The Xinhua news agency reported that the prohibition, which was initially enacted in late April, was supposed to last until mid-July, when the current fiscal year came to an end, however it has been extended by one month. As per IANS, the official notice says that the embargo is in place to protect the balance of payments and external financial position, in order to fend off any impending threats to the economy.
It must be noted that with the advancement of technology, the gaps in prices usually do not stay for a long period for arbitrage to happen quite smoothly. Since the prices move rapidly, executing an arbitrage strategy is not simple and risk-free.
Conventionally speaking, currency arbitrage involves purchase and sale of two or more currencies simultaneously, rendering the arbitrage risk-free. But with the popularity of algorithmic trading, arbitrage is not a common, or at least risk-free, occurrence any more.
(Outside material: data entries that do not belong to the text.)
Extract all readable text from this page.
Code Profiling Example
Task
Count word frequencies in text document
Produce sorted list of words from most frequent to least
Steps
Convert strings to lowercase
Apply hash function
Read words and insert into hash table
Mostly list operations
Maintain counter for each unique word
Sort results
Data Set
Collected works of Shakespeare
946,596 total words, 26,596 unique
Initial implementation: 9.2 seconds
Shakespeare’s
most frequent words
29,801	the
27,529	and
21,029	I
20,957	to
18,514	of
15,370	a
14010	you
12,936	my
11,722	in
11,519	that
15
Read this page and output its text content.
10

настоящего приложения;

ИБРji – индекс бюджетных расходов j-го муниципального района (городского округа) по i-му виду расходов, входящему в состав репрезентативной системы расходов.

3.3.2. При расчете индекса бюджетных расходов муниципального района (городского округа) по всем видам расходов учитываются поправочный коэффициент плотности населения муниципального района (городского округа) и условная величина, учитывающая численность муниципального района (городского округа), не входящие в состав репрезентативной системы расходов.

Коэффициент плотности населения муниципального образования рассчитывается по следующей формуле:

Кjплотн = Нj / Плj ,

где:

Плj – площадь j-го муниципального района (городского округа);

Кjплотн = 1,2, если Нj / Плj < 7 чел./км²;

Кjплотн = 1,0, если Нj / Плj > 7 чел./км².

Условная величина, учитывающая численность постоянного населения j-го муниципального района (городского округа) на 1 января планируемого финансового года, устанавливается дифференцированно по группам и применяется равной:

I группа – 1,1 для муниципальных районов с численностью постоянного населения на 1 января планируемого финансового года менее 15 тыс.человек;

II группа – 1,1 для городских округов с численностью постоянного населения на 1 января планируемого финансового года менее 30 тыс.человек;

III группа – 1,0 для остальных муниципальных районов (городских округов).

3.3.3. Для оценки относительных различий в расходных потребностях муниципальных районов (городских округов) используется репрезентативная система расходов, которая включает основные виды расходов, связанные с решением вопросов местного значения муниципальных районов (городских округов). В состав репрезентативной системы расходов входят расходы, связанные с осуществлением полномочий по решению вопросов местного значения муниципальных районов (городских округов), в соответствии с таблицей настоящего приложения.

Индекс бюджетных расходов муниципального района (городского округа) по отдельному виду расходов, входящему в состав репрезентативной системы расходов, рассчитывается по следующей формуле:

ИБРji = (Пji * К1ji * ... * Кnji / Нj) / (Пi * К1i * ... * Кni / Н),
So, currency arbitrage is a forex trading strategy to make money in imperfect market conditions where the same set of currencies are being sold at different prices at the same time in different markets.
He said that despite the impact of this ban on revenue, “we cannot let the country slip in the direction of Sri Lanka by allowing unrestricted import of goods.”
According to Nepal Rastra Bank, the country’s foreign exchange reserves declined by 19.6 per cent to 9.45 billion US dollars during the first 11 months of the 2021–22 fiscal year. In mid–July 2021, they stood at 11.75 billion US dollars.